On a plane to Russia for a writing seminar, I was petrified. I’d moved to San Francisco to write, but couldn’t manage a sentence. I’d just ended a relationship, but the guy was still living with me. Several career paths presented themselves, but I couldn’t make a decision. About anything.
I’d brought along one book. Three pages in it became clear that I’d fundamentally misinterpreted how reality works. The book was not The Power of Now. It was not Man’s Search for Meaning or The Bhagavad Gita. It wasn’t Tolstoy or James Joyce. It was a book on brains, with a title so bad I almost didn’t buy it: The Brain that Changes Itself.

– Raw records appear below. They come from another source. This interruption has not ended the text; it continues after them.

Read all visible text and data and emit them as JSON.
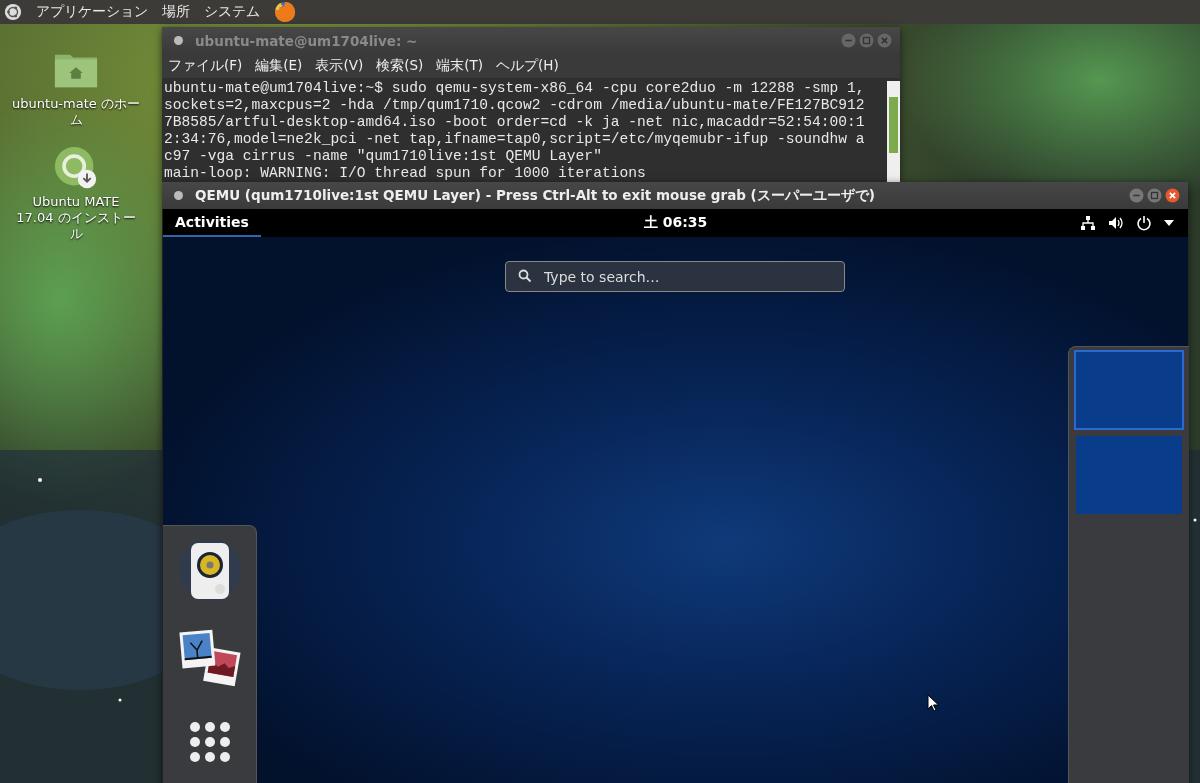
{
  "top_panel": {
    "menus": [
      "アプリケーション",
      "場所",
      "システム"
    ]
  },
  "desktop_icons": [
    {
      "kind": "folder",
      "label": "ubuntu-mate のホーム"
    },
    {
      "kind": "installer",
      "label": "Ubuntu MATE 17.04 のインストール"
    }
  ],
  "terminal": {
    "title": "ubuntu-mate@um1704live: ~",
    "menu": [
      "ファイル(F)",
      "編集(E)",
      "表示(V)",
      "検索(S)",
      "端末(T)",
      "ヘルプ(H)"
    ],
    "lines": [
      "ubuntu-mate@um1704live:~$ sudo qemu-system-x86_64 -cpu core2duo -m 12288 -smp 1,",
      "sockets=2,maxcpus=2 -hda /tmp/qum1710.qcow2 -cdrom /media/ubuntu-mate/FE127BC912",
      "7B8585/artful-desktop-amd64.iso -boot order=cd -k ja -net nic,macaddr=52:54:00:1",
      "2:34:76,model=ne2k_pci -net tap,ifname=tap0,script=/etc/myqemubr-ifup -soundhw a",
      "c97 -vga cirrus -name \"qum1710live:1st QEMU Layer\"",
      "main-loop: WARNING: I/O thread spun for 1000 iterations"
    ]
  },
  "qemu": {
    "title": "QEMU (qum1710live:1st QEMU Layer) - Press Ctrl-Alt to exit mouse grab (スーパーユーザで)",
    "guest": {
      "activities": {
        "label": "Activities",
        "selected": true
      },
      "clock": "土 06:35",
      "search": {
        "placeholder": "Type to search…"
      },
      "dash": [
        {
          "kind": "speaker"
        },
        {
          "kind": "photos"
        },
        {
          "kind": "app-grid"
        }
      ],
      "workspaces": [
        {
          "selected": true
        },
        {
          "selected": false
        }
      ]
    }
  }
}
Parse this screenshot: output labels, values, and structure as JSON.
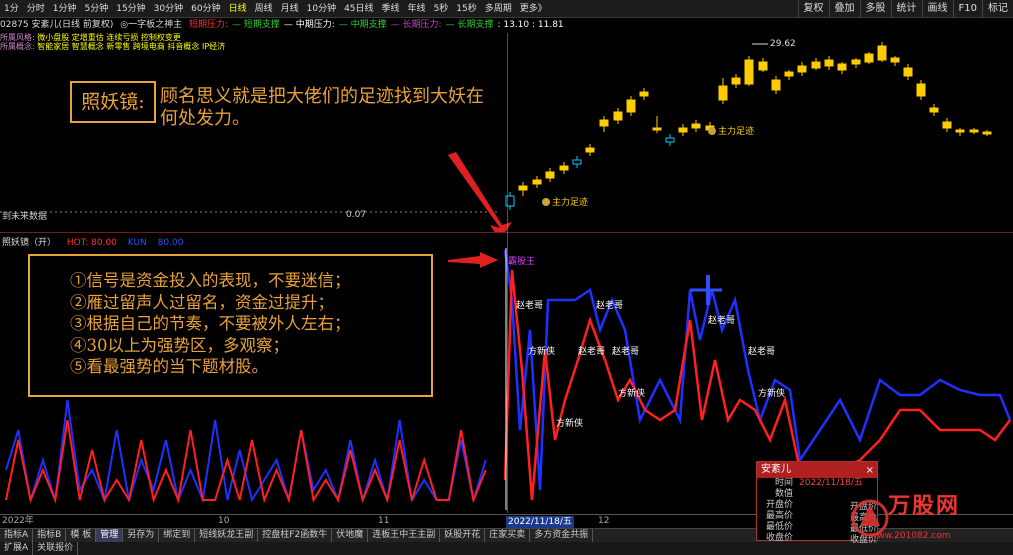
{
  "toolbar": {
    "periods": [
      "1分",
      "分时",
      "1分钟",
      "5分钟",
      "15分钟",
      "30分钟",
      "60分钟",
      "日线",
      "周线",
      "月线",
      "10分钟",
      "45日线",
      "季线",
      "年线",
      "5秒",
      "15秒",
      "多周期",
      "更多》"
    ],
    "active_period": "日线",
    "buttons": [
      "复权",
      "叠加",
      "多股",
      "统计",
      "画线",
      "F10",
      "标记"
    ]
  },
  "info": {
    "code": "02875 安紊儿(日线 前复权)",
    "indicator": "◎一字板之神主",
    "items": [
      {
        "label": "短期压力:",
        "color": "#ff3030"
      },
      {
        "label": "— 短期支撑",
        "color": "#30d030"
      },
      {
        "label": "— 中期压力:",
        "color": "#ffffff"
      },
      {
        "label": "— 中期支撑",
        "color": "#30d030"
      },
      {
        "label": "— 长期压力:",
        "color": "#d040d0"
      },
      {
        "label": "— 长期支撑",
        "color": "#30d030"
      },
      {
        "label": ": 13.10 : 11.81",
        "color": "#ffffff"
      }
    ]
  },
  "concepts": {
    "style_label": "所属风格:",
    "style_value": "微小盘股 定增重估 连续亏损 控制权变更",
    "concept_label": "所属概念:",
    "concept_value": "智能家居 智慧概念 新零售 跨境电商 抖音概念 IP经济"
  },
  "upper": {
    "high_label": "29.62",
    "unknown_text": "到未来数据",
    "value_label": "0.07",
    "markers": [
      "主力足迹",
      "主力足迹"
    ]
  },
  "annotation": {
    "box_title": "照妖镜:",
    "desc": "顾名思义就是把大佬们的足迹找到大妖在何处发力。",
    "tips": [
      "①信号是资金投入的表现，不要迷信；",
      "②雁过留声人过留名，资金过提升；",
      "③根据自己的节奏，不要被外人左右；",
      "④30以上为强势区，多观察；",
      "⑤看最强势的当下题材股。"
    ]
  },
  "indicator_panel": {
    "title": "照妖镜（开）",
    "hot": "HOT: 80.00",
    "extra": "KUN",
    "extra2": "80.00",
    "labels": [
      {
        "text": "霸股王",
        "color": "#d040ff"
      },
      {
        "text": "赵老哥",
        "color": "#ffffff"
      },
      {
        "text": "赵老哥",
        "color": "#ffffff"
      },
      {
        "text": "赵老哥",
        "color": "#ffffff"
      },
      {
        "text": "方新侠",
        "color": "#ffffff"
      },
      {
        "text": "赵老哥",
        "color": "#ffffff"
      },
      {
        "text": "赵老哥",
        "color": "#ffffff"
      },
      {
        "text": "赵老哥",
        "color": "#ffffff"
      },
      {
        "text": "方新侠",
        "color": "#ffffff"
      },
      {
        "text": "方新侠",
        "color": "#ffffff"
      },
      {
        "text": "方新侠",
        "color": "#ffffff"
      }
    ]
  },
  "date_axis": {
    "labels": [
      "2022年",
      "10",
      "11",
      "12"
    ],
    "cursor_date": "2022/11/18/五"
  },
  "tabs": [
    "指标A",
    "指标B",
    "模 板",
    "管理",
    "另存为",
    "绑定到",
    "短线妖龙王副",
    "控盘柱F2函数牛",
    "伏地魔",
    "连板王中王主副",
    "妖股开花",
    "庄家买卖",
    "多方资金共振"
  ],
  "active_tab": "管理",
  "tabs2": [
    "扩展A",
    "关联报价"
  ],
  "popup": {
    "title": "安紊儿",
    "close": "×",
    "rows": [
      {
        "k": "时间",
        "v": "2022/11/18/五"
      },
      {
        "k": "数值",
        "v": ""
      },
      {
        "k": "开盘价",
        "v": ""
      },
      {
        "k": "最高价",
        "v": ""
      },
      {
        "k": "最低价",
        "v": ""
      },
      {
        "k": "收盘价",
        "v": ""
      }
    ]
  },
  "ticker_right": [
    "开盘价",
    "最高价",
    "最低价",
    "收盘价"
  ],
  "watermark": {
    "text": "万股网",
    "url": "www.201082.com"
  },
  "colors": {
    "up": "#ffcc00",
    "down": "#00ccff",
    "blue_line": "#2030ff",
    "red_line": "#ff2020",
    "accent": "#e8a23a"
  }
}
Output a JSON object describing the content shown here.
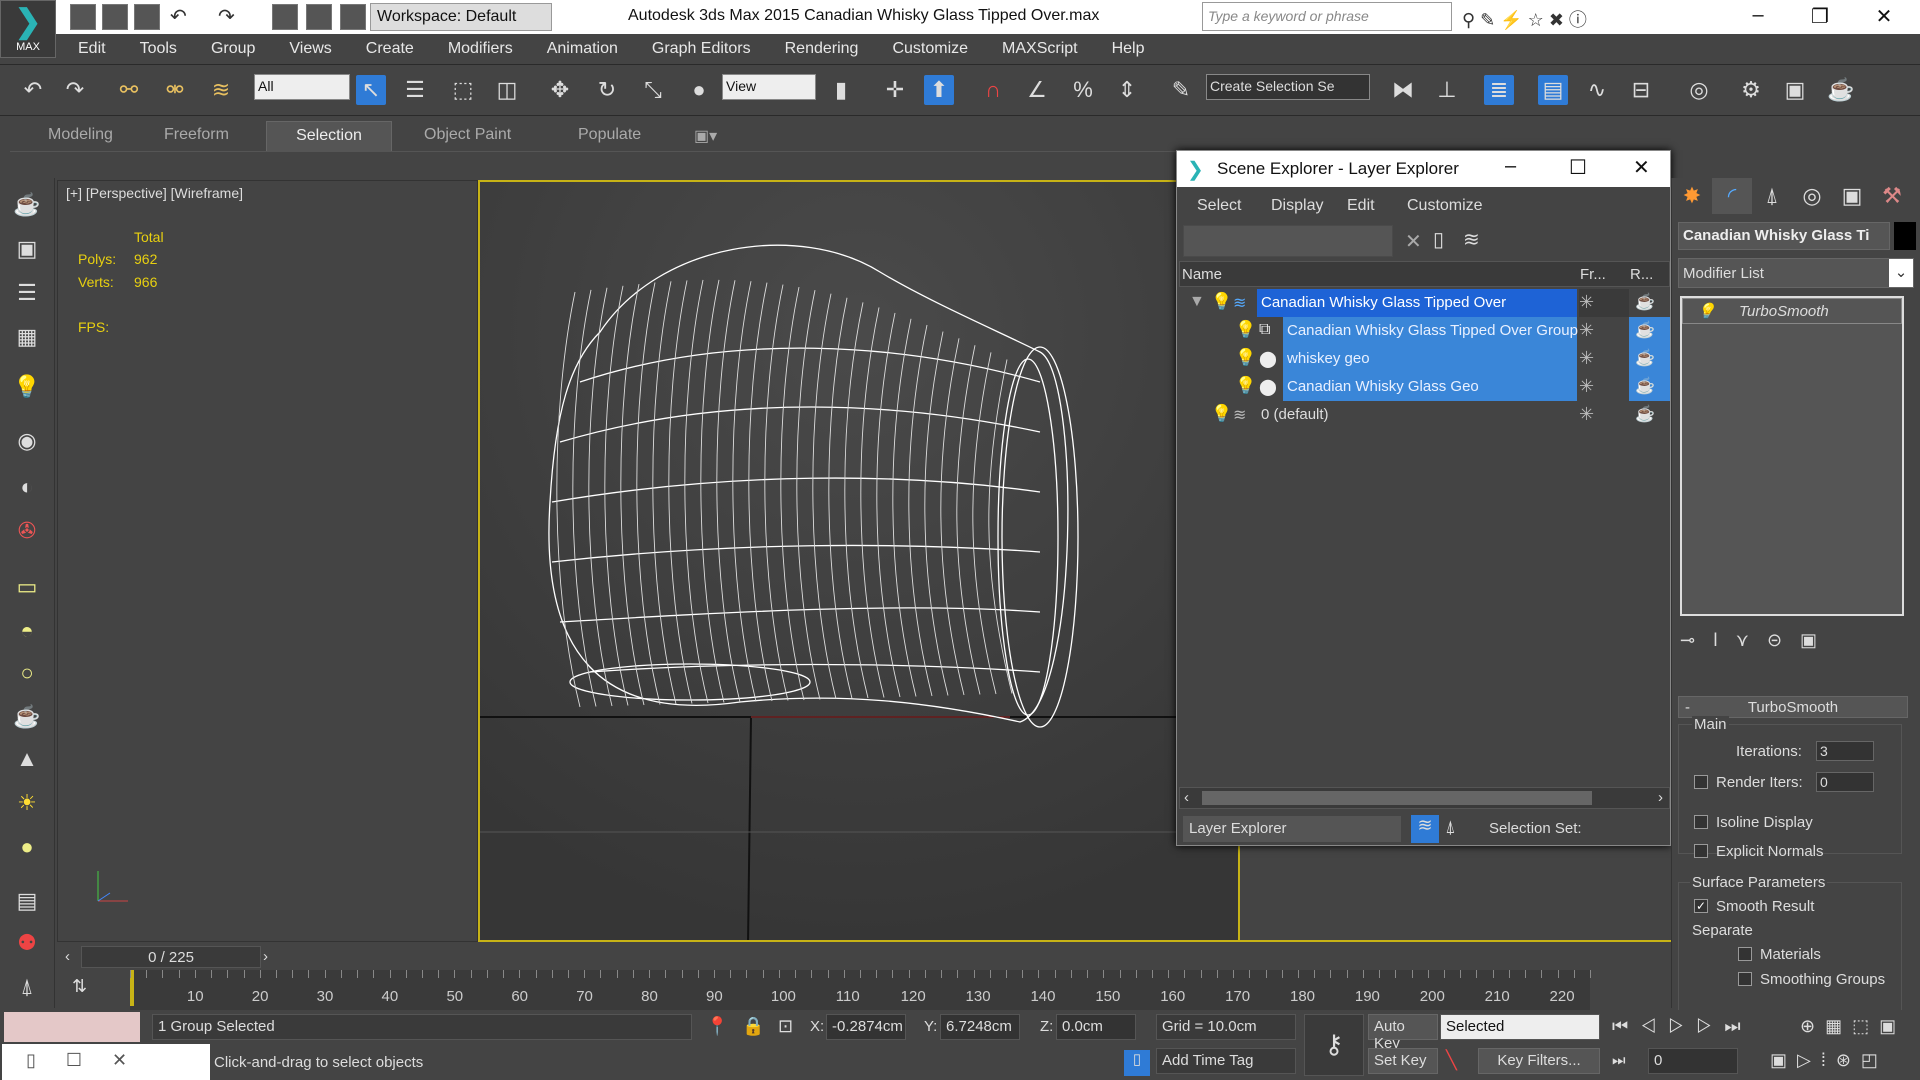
{
  "app": {
    "logo_label": "MAX",
    "workspace": "Workspace: Default",
    "title": "Autodesk 3ds Max 2015    Canadian Whisky Glass Tipped Over.max",
    "search_placeholder": "Type a keyword or phrase"
  },
  "menu": [
    "Edit",
    "Tools",
    "Group",
    "Views",
    "Create",
    "Modifiers",
    "Animation",
    "Graph Editors",
    "Rendering",
    "Customize",
    "MAXScript",
    "Help"
  ],
  "toolbar": {
    "filter": "All",
    "ref_coord": "View",
    "selection_set": "Create Selection Se"
  },
  "ribbon": {
    "tabs": [
      "Modeling",
      "Freeform",
      "Selection",
      "Object Paint",
      "Populate"
    ],
    "active": "Selection"
  },
  "viewport": {
    "label": "[+] [Perspective] [Wireframe]",
    "stats_header": "Total",
    "polys_label": "Polys:",
    "polys": "962",
    "verts_label": "Verts:",
    "verts": "966",
    "fps_label": "FPS:"
  },
  "scene_explorer": {
    "title": "Scene Explorer - Layer Explorer",
    "menu": [
      "Select",
      "Display",
      "Edit",
      "Customize"
    ],
    "columns": [
      "Name",
      "Fr...",
      "R..."
    ],
    "rows": [
      {
        "name": "Canadian Whisky Glass Tipped Over",
        "level": 0,
        "type": "layer",
        "selected": true
      },
      {
        "name": "Canadian Whisky Glass Tipped Over Group",
        "level": 1,
        "type": "group",
        "selected": true
      },
      {
        "name": "whiskey geo",
        "level": 1,
        "type": "object",
        "selected": true
      },
      {
        "name": "Canadian Whisky Glass Geo",
        "level": 1,
        "type": "object",
        "selected": true
      },
      {
        "name": "0 (default)",
        "level": 0,
        "type": "layer",
        "selected": false
      }
    ],
    "explorer_select": "Layer Explorer",
    "selection_set_label": "Selection Set:"
  },
  "command_panel": {
    "object_name": "Canadian Whisky Glass Ti",
    "modifier_list": "Modifier List",
    "stack": [
      "TurboSmooth"
    ],
    "rollout_title": "TurboSmooth",
    "main_label": "Main",
    "iterations_label": "Iterations:",
    "iterations": "3",
    "render_iters_label": "Render Iters:",
    "render_iters": "0",
    "render_iters_checked": false,
    "isoline_label": "Isoline Display",
    "isoline_checked": false,
    "explicit_normals_label": "Explicit Normals",
    "explicit_normals_checked": false,
    "surface_label": "Surface Parameters",
    "smooth_result_label": "Smooth Result",
    "smooth_result_checked": true,
    "separate_label": "Separate",
    "materials_label": "Materials",
    "smoothing_groups_label": "Smoothing Groups"
  },
  "timeline": {
    "frame": "0 / 225",
    "ticks": [
      "10",
      "20",
      "30",
      "40",
      "50",
      "60",
      "70",
      "80",
      "90",
      "100",
      "110",
      "120",
      "130",
      "140",
      "150",
      "160",
      "170",
      "180",
      "190",
      "200",
      "210",
      "220"
    ]
  },
  "status": {
    "selection": "1 Group Selected",
    "prompt": "Click-and-drag to select objects",
    "x_label": "X:",
    "x": "-0.2874cm",
    "y_label": "Y:",
    "y": "6.7248cm",
    "z_label": "Z:",
    "z": "0.0cm",
    "grid": "Grid = 10.0cm",
    "auto_key": "Auto Key",
    "set_key": "Set Key",
    "key_mode": "Selected",
    "key_filters": "Key Filters...",
    "add_time_tag": "Add Time Tag",
    "current_frame": "0"
  }
}
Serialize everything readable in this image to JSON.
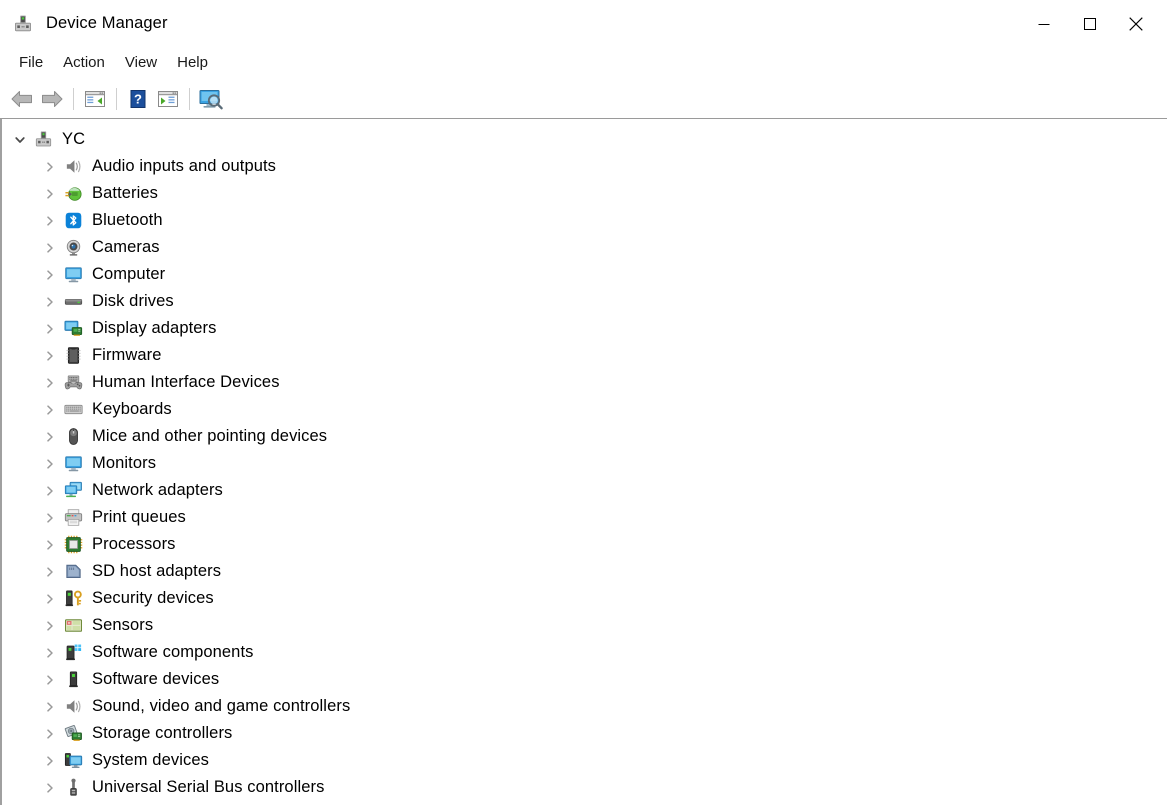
{
  "window": {
    "title": "Device Manager",
    "icon": "device-manager-icon",
    "controls": [
      {
        "name": "minimize-button",
        "glyph": "minimize"
      },
      {
        "name": "maximize-button",
        "glyph": "maximize"
      },
      {
        "name": "close-button",
        "glyph": "close"
      }
    ]
  },
  "menubar": {
    "items": [
      {
        "label": "File"
      },
      {
        "label": "Action"
      },
      {
        "label": "View"
      },
      {
        "label": "Help"
      }
    ]
  },
  "toolbar": {
    "buttons": [
      {
        "name": "back-button",
        "icon": "back-arrow-icon"
      },
      {
        "name": "forward-button",
        "icon": "forward-arrow-icon"
      },
      {
        "name": "separator-1",
        "icon": "separator"
      },
      {
        "name": "properties-button",
        "icon": "properties-icon"
      },
      {
        "name": "separator-2",
        "icon": "separator"
      },
      {
        "name": "help-button",
        "icon": "help-icon"
      },
      {
        "name": "update-driver-button",
        "icon": "update-driver-icon"
      },
      {
        "name": "separator-3",
        "icon": "separator"
      },
      {
        "name": "scan-hardware-changes-button",
        "icon": "scan-hardware-icon"
      }
    ]
  },
  "tree": {
    "root": {
      "label": "YC",
      "icon": "computer-node-icon",
      "expanded": true,
      "twisty": "chevron-down-icon"
    },
    "nodes": [
      {
        "label": "Audio inputs and outputs",
        "icon": "speaker-icon"
      },
      {
        "label": "Batteries",
        "icon": "battery-icon"
      },
      {
        "label": "Bluetooth",
        "icon": "bluetooth-icon"
      },
      {
        "label": "Cameras",
        "icon": "camera-icon"
      },
      {
        "label": "Computer",
        "icon": "monitor-icon"
      },
      {
        "label": "Disk drives",
        "icon": "disk-drive-icon"
      },
      {
        "label": "Display adapters",
        "icon": "display-adapter-icon"
      },
      {
        "label": "Firmware",
        "icon": "firmware-chip-icon"
      },
      {
        "label": "Human Interface Devices",
        "icon": "gamepad-icon"
      },
      {
        "label": "Keyboards",
        "icon": "keyboard-icon"
      },
      {
        "label": "Mice and other pointing devices",
        "icon": "mouse-icon"
      },
      {
        "label": "Monitors",
        "icon": "monitor-icon"
      },
      {
        "label": "Network adapters",
        "icon": "network-adapter-icon"
      },
      {
        "label": "Print queues",
        "icon": "printer-icon"
      },
      {
        "label": "Processors",
        "icon": "processor-icon"
      },
      {
        "label": "SD host adapters",
        "icon": "sd-card-icon"
      },
      {
        "label": "Security devices",
        "icon": "security-key-icon"
      },
      {
        "label": "Sensors",
        "icon": "sensor-icon"
      },
      {
        "label": "Software components",
        "icon": "software-component-icon"
      },
      {
        "label": "Software devices",
        "icon": "software-device-icon"
      },
      {
        "label": "Sound, video and game controllers",
        "icon": "speaker-icon"
      },
      {
        "label": "Storage controllers",
        "icon": "storage-controller-icon"
      },
      {
        "label": "System devices",
        "icon": "system-device-icon"
      },
      {
        "label": "Universal Serial Bus controllers",
        "icon": "usb-icon"
      }
    ],
    "child_twisty": "chevron-right-icon"
  },
  "colors": {
    "window_bg": "#ffffff",
    "text": "#000000",
    "menu_text": "#1a1a1a",
    "toolbar_border": "#9a9a9a",
    "pane_border": "#a0a0a0",
    "twisty": "#868686",
    "accent_blue": "#2f9fe0",
    "green": "#5aa832",
    "bluetooth_blue": "#0b82d8"
  }
}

Before the hope, though, some history.
It used to be that neuroscientists didn’t believe adult brains could evolve much. Property lines, once fixed into topographical brain regions, were thought to be non-negotiable. If serious damage occurred — say, a stroke or sustained cocaine use — that was it. Scorched earth. For life.
But this guy — Dr. Norman Doidge — was saying the “locationists” were wrong. Studies show that if one area is injured, the adjacent properties take over. If a particular region is under-utilized, the neighbors set up shop. A far cry from static, the brain seems to be an ever-changing, inter-connected globe of synergistic activity and fluctuating communities, with neurons swapping roles and taking on new tasks depending on what the structure as a whole required. Neurogenisis, it’s called. Creative destruction in the brain.
The key to change is the quality of your attention: “Divided attention does not lead to lasting change.” For plastic changes to occur, you have to really care.
Care. I’d spent the last ten years of my life training myself not to care.
On a plane to Russia hurtling through space with the eerie feeling I had not gone anywhere.
2. “We live in a molten reality of change.” — Sharon Salzburg
After a lot of thinking, drinking, and little writing, I returned from Russia and decided it was time to make myself vulnerable. If I was going to figure out what really mattered, I’d have to put myself out there.
I ended up at a nudist colony.
There I met a man who could look into direct sunlight without burning his retina; another whose diet was so pure he could drink his own urine. I started reading a book called The Dancing Wu Li Masters. “An elementary particle is not an independently existing thing. It’s a relationship.” That seemed significant. I asked the sungazer to explain karma to me.
“Every action causes a reaction,” he said.
“I thought that was thermodynamics,” I said.
“It is,” he said. “Nothing is only one thing or the other. As the great Yasutani Roshi said, ‘The fundamental delusion of humanity is to suppose that I am here and you are out there.’” He tried to kiss me. I left, and accidentally took the book with me.
These lines — “all matter is active and interconnected. The discrete and separate body is an illusion” — began to haunt me.